This question about mind maps was posted. I cast a close vote, then when I signed off, it had accrued three more. Today, I see a comment from FumbleFingers indicating a fifth vote was cast, and there are no pending close votes. But the question is open, and the revision history shows it was indeed closed, but then JR reopened it unilaterally. Why?
Below are the questions asked in the post. Ignoring the fact that so many disparate queries makes a question too broad, let's examine each individually.
My question is where do they get the mind map from? Who does produce/publish the map?
These questions are clearly unanswerable by us, because we have no source for the images posted. Additionally, such questions are outside the scope of ELL because they're about publishing or the location of outside resources, not learning English.
How do I get my maps and how do I map foreign language map to my language or otherwise combine maps of two different languages?
This is too broad, and creeps towards off topic (being about software rather than linguistics). How to correctly source, form and mutate mind maps is an intricate and complex topic and far too much for a single question.
I guess there is no one-to-one correspondence between english, estonian and russian word map. Does the concept of mind map suggest that translation is evil?
This is clearly opinion based, and I have trouble even deciding what it would mean for a translation to be evil.
Should I learn new language as if it is my first language because and leave any attempt to find correspondence between two?
Also obviously opinion based. We've closed other "what's the best way to learn" questions as such in the past.
Maybe there's a salvageable question in this post, but as it stands, it should be closed. I presume the community agrees with me, given the down votes, comments and swift closure (but perhaps I do so unjustifiedly). Reopening it without any changes sends the message that this is a well formed, on topic question, which it is not. The question even asks us to say something if it tries to cover too much with its first words, and a couple of us did.

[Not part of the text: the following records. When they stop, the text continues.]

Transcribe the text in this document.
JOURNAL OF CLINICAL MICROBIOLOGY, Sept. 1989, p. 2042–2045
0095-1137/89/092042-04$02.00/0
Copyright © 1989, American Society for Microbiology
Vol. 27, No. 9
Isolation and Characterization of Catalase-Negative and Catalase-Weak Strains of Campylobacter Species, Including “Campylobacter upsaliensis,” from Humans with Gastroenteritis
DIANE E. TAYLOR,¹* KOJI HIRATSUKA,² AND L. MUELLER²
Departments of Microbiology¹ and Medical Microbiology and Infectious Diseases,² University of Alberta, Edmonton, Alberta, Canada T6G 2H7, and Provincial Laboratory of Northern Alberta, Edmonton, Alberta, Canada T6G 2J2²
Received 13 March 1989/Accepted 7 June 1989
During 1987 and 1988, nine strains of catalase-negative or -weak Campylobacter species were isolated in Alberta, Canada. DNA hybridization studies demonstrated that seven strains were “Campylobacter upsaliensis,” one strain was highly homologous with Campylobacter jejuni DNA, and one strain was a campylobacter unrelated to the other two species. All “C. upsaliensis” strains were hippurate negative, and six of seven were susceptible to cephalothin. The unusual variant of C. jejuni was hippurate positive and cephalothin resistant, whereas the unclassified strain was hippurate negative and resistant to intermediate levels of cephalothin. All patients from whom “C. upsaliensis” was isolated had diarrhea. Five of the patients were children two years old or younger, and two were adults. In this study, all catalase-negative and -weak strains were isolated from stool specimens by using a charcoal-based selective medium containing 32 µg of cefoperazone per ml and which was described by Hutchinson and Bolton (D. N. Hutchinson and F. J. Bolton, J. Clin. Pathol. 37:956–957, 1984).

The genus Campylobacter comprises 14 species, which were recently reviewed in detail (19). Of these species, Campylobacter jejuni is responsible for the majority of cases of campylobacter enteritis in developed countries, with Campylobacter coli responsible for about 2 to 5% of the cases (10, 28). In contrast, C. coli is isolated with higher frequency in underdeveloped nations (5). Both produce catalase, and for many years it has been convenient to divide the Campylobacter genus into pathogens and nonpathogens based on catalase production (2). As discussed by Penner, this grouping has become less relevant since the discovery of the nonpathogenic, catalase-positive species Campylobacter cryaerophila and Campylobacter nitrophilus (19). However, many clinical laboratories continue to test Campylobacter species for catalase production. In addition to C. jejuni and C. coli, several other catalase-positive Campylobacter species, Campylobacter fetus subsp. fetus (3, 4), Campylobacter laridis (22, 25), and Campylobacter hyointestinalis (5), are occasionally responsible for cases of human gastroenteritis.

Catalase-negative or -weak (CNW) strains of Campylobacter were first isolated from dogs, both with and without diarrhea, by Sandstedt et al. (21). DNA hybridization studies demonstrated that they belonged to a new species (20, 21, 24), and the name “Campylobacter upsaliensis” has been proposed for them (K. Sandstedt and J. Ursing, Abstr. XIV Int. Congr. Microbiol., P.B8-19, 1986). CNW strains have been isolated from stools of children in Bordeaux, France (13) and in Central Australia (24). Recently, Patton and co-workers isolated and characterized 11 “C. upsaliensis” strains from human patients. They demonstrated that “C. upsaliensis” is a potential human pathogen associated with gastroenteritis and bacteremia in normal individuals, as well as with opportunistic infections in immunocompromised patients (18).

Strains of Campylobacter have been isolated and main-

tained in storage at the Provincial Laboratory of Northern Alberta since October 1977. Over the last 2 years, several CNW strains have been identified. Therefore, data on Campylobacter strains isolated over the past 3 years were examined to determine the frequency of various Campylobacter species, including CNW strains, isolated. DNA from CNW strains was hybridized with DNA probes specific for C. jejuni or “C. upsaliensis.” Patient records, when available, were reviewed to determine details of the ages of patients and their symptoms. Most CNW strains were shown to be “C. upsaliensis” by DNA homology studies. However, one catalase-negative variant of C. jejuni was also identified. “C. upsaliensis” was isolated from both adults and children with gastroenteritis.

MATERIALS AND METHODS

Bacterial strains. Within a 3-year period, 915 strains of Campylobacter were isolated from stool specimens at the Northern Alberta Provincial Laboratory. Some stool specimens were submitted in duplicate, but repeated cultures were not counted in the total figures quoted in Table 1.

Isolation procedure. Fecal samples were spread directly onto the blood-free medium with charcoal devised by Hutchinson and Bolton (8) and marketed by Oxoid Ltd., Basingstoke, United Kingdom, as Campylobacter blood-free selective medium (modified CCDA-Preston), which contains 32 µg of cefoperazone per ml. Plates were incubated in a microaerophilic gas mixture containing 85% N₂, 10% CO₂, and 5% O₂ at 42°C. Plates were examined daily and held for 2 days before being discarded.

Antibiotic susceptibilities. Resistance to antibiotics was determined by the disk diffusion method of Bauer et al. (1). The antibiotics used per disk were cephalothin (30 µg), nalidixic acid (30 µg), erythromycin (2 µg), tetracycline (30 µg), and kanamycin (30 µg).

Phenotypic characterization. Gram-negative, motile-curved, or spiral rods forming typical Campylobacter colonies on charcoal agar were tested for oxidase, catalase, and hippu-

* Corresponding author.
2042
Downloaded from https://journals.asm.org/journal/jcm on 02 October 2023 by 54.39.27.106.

An unexplained reopening and subsequent answering looks... strange. The answer posted doesn't substantially address the bulk of the actual question, as the OP seems to have a decent grasp on what a mind map is and how it diagrams synonyms (which is what the first half of JR's answer explains).
I'm certainly not insinuating anything about JR, but on the face of it, these actions are inscrutable to me. Why reopen?
And, more importantly, what does the rest of the community think about this question? Should it be open? If so, does it need substantial editing?
These questions are clearly unanswerable by us, because we have no source for the images posted. Also, such questions are outside the scope of ELL because they're about publishing or the location of outside resources, not learning English.
-- It is like saying that we cannot tell where formulas of calculus are coming from because we have no source of these particular formulas and cannot refer to the Newton, math departments and textbooks because they are not about learning math.This is clearly opinion based, and I have trouble even deciding what it would mean for a translation to be evil.
This is vague indeed. I meant to say that translation does not work on word-by-word basis. You should learn the language like a am newborn rather than learn yourself translating words or sentences from familiar language to the other. Or, did I clarify this in my post?This is too broad, and creeps towards off topic (being about software rather than linguistics). How to correctly source, form and mutate mind maps is an intricate and complex topic and far too much for a single question.
Mapping between words and translation is a topic of software programming and has nothing to do with Linguistics. Bingo! BTW, don't you know why translation theory in computer science starts with Chomsky Classification? Is he a computer scientist?